What the Heck am I doing with my life?

 Over a year ago God placed the burden of human sex trafficking on my heart. I thought for the longest time that He was going to use me in some way to help the women and children who have been put through trafficking, prostitution, rape, etc.

This burden was taking over my whole being. The fact that there are people out there who could take advantage of another human being in that way was something I just couldn't stand; something I can't stand.

A couple months ago, I went on a mission trip to Jamaica. We did puppet shows in the schools and I completely fell in love with the children. For the last couple months I thought that God was trying to show me that I was meant to work with children and NOT victims of human trafficking.

In a few Middle Eastern African countries there are about as many children as there are adults. Think about it. A person can only be a child for about 18 years, right? And people can live to be 90 years old sometimes. The sad truth is that many African people die as children. I really thought that I was meant to do something about this... I had no idea what I was suposed to do though. I strongly believe that with my extreme squeem and shakiness that God does NOT want me to do anything that involves giving people vaccinations and any other medical help. So how else was I suposed to do something about this? The truth is, I'm not going to be a doctor!
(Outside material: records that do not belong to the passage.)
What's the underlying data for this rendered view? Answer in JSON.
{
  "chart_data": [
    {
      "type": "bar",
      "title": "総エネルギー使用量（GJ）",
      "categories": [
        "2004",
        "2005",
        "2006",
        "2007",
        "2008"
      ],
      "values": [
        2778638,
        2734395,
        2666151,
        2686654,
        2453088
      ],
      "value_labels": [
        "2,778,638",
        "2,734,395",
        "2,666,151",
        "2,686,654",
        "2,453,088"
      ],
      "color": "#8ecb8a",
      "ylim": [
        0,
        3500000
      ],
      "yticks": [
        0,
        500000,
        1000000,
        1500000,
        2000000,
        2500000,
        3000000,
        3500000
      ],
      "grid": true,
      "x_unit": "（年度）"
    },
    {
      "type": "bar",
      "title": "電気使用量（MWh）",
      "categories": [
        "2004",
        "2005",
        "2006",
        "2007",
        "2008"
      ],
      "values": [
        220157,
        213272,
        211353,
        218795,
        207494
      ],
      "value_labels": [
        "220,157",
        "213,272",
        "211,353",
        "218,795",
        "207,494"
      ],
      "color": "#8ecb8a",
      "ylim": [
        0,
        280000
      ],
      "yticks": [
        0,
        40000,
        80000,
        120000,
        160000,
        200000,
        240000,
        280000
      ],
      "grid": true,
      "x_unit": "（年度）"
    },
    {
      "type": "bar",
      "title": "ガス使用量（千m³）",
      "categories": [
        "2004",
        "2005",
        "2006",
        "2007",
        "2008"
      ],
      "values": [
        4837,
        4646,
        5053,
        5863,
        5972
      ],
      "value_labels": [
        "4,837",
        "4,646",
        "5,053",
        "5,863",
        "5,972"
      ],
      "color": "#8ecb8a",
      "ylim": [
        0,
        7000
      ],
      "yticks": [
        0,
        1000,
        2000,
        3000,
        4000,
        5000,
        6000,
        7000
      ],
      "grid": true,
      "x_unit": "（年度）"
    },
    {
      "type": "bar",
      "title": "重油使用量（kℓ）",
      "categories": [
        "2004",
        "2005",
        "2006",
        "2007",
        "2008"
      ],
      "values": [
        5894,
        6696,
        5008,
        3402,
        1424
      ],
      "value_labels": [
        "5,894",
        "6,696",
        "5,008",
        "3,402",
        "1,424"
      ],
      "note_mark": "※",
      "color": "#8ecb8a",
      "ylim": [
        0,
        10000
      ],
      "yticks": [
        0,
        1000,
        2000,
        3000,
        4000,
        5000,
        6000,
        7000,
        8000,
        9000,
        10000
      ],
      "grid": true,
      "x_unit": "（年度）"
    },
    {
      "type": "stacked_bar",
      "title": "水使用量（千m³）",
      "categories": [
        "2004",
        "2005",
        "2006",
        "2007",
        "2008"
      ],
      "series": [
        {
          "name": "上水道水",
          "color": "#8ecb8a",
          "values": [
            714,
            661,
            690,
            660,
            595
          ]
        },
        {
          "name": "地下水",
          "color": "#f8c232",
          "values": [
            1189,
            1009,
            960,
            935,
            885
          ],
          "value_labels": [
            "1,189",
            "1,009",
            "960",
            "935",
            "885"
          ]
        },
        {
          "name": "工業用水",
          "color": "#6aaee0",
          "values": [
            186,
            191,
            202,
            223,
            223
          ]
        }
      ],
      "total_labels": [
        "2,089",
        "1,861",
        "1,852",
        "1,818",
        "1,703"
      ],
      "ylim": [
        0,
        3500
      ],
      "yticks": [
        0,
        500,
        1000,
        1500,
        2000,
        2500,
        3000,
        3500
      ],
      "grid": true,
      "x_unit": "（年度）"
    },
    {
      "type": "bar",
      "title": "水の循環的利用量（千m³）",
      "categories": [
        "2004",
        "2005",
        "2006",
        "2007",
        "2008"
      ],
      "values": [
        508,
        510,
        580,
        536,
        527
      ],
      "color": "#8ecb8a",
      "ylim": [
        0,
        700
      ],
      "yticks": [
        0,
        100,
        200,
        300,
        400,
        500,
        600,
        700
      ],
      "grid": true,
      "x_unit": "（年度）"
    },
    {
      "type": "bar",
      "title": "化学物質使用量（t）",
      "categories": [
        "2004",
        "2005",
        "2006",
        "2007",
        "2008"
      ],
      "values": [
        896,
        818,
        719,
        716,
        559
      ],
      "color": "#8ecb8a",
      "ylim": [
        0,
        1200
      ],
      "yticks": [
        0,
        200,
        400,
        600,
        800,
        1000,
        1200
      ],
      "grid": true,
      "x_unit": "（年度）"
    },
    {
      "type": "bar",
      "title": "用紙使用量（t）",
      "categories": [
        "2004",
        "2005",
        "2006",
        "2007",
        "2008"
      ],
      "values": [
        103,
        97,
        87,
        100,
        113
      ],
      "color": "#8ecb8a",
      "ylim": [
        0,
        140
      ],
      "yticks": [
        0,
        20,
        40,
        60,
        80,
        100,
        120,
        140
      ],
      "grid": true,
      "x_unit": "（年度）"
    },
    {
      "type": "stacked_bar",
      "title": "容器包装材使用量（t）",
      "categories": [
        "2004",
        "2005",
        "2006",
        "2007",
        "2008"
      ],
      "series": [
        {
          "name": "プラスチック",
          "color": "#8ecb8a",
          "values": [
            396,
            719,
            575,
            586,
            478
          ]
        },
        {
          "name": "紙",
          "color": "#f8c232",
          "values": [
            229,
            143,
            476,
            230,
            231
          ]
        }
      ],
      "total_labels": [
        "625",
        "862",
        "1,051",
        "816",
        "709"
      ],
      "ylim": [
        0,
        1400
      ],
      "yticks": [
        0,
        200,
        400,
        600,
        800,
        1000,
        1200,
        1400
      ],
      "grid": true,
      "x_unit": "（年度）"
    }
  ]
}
There isn't much I can do to treat the sicknesses people face in poor countries like the Congo and Uganda.

I don't blame God for all the confusion I've had to deal with the last few months. He's been screaming at me to listen to Him and I've been too busy listening to what I THINK He is telling me.

It sickens me to think that I actually tried to convince myself that human sex trafficking was something too big for me. It was something that I couldn't handle emotionally. It was.... endless excuses! What happened to "I can do all things through Christ who gives me strength."?

I feel that God wants me to work with victims of human trafficking; especially with children who have gone through this hell on earth. This is definately a blurred vision but I'm seeing things so much clearer.

Going to Jamaica was one of the best experiences I have ever had. God didn't mean for it to cause me so much confusion. He meant for it to open my mind to grow deeper in my ministry. My stupid human nature is just so good at ignoring what God has placed right in front of me.